Queensland floods: more heavy rain forecast after 300 homes inundated in Laidley | Queensland

Queenslanders have been warned to expect heavy falls and flash flooding over the weekend with widespread rain to persist across the already sodden south-east and central coast.

Intense rain from a damaging low-pressure trough drenched the south-east on Friday with some falls of 160mm in six hours.

Residents were forced to evacuate their homes as flooding hit areas around Laidley, Gatton and Grantham in the Lockyer Valley, west of Brisbane, to the south around Beaudesert and in Warwick, Cecil Plains, Millmerran and Killarney on the Southern Downs.

About 300 homes have been affected in Laidley, where the Lockyer River surged through the town’s main street.

Major flood warnings are in place for the Condamine, Logan and Bremer rivers and Warrill, Laidley and Lockyer creeks.

The border town of Goondiwindi is also bracing for potential flooding after heavy rainfall across the Border rivers catchment.

Bureau of Meteorology (BOM) senior forecaster Laura Boekel warned the intense rain was expected to continue throughout Saturday.

More than 700 roads were cut or affected by flood waters on Friday including the Bruce Highway near Gin Gin, with Queensland Fire and Emergency Services conducting 20 flood rescues in 24 hours.

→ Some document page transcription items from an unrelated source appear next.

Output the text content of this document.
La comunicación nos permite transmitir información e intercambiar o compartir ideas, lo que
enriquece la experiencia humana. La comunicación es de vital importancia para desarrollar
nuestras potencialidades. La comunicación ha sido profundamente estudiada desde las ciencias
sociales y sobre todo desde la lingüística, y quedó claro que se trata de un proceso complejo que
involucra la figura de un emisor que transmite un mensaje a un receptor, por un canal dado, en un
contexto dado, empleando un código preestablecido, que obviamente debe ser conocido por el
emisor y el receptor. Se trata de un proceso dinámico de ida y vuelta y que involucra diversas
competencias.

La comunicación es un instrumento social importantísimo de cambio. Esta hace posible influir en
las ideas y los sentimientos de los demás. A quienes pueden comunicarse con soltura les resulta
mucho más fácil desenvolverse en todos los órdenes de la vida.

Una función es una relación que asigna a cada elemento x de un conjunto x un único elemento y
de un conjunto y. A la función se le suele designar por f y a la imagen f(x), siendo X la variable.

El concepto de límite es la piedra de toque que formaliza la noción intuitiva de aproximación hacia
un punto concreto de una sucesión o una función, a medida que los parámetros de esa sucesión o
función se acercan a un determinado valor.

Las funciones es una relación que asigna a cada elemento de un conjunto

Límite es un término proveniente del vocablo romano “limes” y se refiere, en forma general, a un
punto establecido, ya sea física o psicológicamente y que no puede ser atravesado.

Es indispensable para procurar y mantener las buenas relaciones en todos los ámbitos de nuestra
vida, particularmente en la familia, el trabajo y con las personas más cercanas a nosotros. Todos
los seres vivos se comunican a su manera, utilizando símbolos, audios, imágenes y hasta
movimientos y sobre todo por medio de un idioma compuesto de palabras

A road is cut by floodwater near Laidley.
A road is cut by floodwater near Laidley. Photograph: Dan Peled/Getty Images

Authorities warned on Saturday not to travel to Gympie, located on the Mary River, as major roads have been cut by floods. Residents are bracing for flood waters to inundate the city area.

The premier, Annastacia Palaszczuk, said while the rain was not as intense as downpours that caused catastrophic floods in February, the system was expected to linger into Saturday.

“Please don’t be anxious,” she said. “The key thing is to be listening to the alerts and we’ll be keeping everybody updated as much as possible.”

Deputy police commissioner Steve Gollschewski urged people to stay connected and listen to warnings and avoid driving into flood water.

“We have lost far too many lives on our roads this year and in previous events,” Gollschewski said.

A powerful easterly swell and strong onshore winds have whipped up four-metre waves with the BOM warning of dangerous surf conditions and possible coastal erosion between Fraser Island and the NSW border.

The unseasonal deluge is Queensland’s sixth deadly flood since December, which scientists have put down to a second La Nina weather pattern in two years.